7.3.1   Territorial Conflicts

(This is an archived page, from the Patterns of Power Edition 3 book.  Current versions are at book contents).

There are several types of dispute between countries in which military power might be used to try to acquire or retain territory:

·      Land has often been acquired by force historically – as was attempted in the Second World War – but since the founding of the UN there have been relatively few invasions of one country by another in order to seize control of it.  The Iraqi invasion of Kuwait in 1990, which led to what Encyclopaedia Britannica called the ‘Persian Gulf War’, was a notable exception.  Saddam Hussein’s motives were described as “the apparent aim of acquiring that nation’s large oil reserves, canceling a large debt Iraq owed Kuwait, and expanding Iraqi power in the region”.  The invasion was swiftly quelled with a UN-authorised military intervention. 
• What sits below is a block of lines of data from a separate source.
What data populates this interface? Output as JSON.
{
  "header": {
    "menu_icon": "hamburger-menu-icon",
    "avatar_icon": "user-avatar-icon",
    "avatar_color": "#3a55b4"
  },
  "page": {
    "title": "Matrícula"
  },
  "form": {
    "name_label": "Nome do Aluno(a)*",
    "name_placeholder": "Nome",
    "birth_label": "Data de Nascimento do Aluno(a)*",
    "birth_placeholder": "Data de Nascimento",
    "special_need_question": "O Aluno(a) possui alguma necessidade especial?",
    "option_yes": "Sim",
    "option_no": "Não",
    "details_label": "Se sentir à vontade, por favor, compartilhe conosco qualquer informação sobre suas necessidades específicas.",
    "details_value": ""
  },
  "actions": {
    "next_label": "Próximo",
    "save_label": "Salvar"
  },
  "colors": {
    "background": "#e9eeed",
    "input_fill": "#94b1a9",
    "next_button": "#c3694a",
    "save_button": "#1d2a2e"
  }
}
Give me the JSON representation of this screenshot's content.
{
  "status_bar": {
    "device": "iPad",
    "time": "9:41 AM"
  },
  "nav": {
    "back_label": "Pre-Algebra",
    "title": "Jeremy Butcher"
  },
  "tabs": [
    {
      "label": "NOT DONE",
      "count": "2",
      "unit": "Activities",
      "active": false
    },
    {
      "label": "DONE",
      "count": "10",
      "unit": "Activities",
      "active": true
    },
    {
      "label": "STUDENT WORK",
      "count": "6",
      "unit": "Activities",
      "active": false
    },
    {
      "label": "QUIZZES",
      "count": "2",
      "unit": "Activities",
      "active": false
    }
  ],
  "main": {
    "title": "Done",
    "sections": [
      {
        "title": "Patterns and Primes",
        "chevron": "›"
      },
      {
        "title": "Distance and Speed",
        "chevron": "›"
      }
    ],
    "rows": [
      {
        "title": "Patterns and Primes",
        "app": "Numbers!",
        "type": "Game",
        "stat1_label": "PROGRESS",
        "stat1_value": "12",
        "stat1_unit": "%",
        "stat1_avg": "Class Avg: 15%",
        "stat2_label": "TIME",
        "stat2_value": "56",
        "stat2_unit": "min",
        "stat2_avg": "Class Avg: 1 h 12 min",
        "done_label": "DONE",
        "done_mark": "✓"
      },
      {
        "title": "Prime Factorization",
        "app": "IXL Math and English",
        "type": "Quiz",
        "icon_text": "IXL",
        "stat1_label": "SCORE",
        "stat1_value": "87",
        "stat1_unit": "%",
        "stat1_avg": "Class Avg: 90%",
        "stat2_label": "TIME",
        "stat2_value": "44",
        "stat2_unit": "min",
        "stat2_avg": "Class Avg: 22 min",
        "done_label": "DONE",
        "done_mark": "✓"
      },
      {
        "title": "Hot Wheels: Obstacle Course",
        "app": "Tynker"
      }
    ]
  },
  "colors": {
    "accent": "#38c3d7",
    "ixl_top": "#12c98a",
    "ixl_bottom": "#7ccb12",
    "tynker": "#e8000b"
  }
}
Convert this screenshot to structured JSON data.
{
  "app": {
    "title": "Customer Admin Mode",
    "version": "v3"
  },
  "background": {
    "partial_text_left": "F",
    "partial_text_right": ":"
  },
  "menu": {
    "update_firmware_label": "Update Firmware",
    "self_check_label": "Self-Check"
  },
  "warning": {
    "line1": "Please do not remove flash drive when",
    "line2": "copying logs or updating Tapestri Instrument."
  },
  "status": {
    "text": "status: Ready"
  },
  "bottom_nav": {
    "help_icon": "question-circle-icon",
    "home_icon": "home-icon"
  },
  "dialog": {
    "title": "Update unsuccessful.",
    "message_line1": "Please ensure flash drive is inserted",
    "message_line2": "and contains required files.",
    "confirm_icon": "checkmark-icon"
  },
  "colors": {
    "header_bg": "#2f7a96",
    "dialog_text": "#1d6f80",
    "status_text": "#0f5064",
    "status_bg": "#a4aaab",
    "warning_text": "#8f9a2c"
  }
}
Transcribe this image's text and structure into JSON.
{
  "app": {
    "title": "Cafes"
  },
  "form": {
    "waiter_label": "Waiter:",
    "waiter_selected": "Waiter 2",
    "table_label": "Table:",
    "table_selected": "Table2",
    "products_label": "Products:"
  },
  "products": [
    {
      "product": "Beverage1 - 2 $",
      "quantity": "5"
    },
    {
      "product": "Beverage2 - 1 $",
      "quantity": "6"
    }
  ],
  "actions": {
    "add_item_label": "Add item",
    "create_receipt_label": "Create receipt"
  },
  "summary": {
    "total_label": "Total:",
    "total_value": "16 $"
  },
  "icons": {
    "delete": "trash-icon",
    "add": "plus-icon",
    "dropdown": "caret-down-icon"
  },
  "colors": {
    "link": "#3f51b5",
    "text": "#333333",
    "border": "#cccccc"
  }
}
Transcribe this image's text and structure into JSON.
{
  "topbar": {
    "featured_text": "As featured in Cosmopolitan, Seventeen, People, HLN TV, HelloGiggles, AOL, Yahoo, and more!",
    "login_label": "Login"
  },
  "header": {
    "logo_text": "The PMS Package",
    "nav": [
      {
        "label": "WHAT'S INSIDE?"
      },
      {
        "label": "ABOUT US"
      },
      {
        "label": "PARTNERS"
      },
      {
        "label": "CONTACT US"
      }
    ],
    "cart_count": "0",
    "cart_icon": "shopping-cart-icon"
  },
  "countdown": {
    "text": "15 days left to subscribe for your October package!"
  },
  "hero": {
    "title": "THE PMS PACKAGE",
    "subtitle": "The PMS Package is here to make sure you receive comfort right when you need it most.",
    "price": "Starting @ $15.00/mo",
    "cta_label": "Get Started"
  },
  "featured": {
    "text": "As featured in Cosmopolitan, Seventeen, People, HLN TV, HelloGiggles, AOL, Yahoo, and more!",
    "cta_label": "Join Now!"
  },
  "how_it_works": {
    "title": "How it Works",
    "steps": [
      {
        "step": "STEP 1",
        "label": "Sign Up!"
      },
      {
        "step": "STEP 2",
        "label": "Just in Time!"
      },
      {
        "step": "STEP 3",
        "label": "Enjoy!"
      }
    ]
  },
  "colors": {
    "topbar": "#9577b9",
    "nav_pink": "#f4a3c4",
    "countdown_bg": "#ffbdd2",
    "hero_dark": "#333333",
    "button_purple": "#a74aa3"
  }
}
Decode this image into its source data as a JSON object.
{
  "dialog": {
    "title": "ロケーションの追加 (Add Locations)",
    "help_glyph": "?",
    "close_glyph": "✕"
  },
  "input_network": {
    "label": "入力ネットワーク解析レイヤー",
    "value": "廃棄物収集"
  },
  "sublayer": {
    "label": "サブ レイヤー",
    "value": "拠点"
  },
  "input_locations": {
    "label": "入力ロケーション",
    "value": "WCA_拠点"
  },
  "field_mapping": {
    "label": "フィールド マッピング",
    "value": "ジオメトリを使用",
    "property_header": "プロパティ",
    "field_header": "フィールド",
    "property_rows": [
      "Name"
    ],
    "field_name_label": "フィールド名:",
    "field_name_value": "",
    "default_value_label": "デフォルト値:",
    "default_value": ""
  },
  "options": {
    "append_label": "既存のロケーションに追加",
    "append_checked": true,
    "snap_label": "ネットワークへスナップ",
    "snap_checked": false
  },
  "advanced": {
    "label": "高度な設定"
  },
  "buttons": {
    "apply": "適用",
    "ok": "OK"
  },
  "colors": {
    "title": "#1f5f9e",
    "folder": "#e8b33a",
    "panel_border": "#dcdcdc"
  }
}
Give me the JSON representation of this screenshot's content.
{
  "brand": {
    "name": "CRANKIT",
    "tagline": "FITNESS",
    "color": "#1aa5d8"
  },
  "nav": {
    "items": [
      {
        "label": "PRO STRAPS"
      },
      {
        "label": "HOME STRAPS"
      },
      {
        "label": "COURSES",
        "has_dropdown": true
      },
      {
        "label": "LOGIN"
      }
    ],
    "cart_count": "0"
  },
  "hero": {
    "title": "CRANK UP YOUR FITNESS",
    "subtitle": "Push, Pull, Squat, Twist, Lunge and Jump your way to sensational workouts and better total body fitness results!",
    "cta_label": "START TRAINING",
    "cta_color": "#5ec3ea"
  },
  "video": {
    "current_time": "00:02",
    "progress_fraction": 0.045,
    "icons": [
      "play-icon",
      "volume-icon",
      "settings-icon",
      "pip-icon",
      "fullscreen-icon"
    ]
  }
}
·      Israel’s expansion in the ‘six-day war’ was another acquisition of territory by force.  The captured land has not been wholly restored, although the Sinai was returned to Egypt two years later as part of the peace deal between the two countries, as shown on BBC maps tracing the conflict.

·      Old boundary disputes keep recurring and are relatively common.  The Iran-Iraq war (1980-88), as described by GlobalSecurity.org, was an example where the border was cited as one of the causes of the dispute.

·      Land is a source of economic power, most obviously for raw materials and crops; resource shortages – of food, water and minerals – have the potential to spark conflicts.  There has been sabre-rattling over islands which have valuable natural resources in the South China Sea, for example, as described in a BBC article: Why is the South China Sea contentious?

·      A regime might wish to shore up its domestic support by attempting to redress some perceived historic injustice, as with the Argentinean invasion of the Falklands in 1982 (6.3.6).

In the examples given, the armed forces of the participant countries confronted each other with the aim of changing the position of the boundary between them.  They relied upon the use of force, rather than submitting their disputes to the International Court of Justice for resolution (5.3.6.2).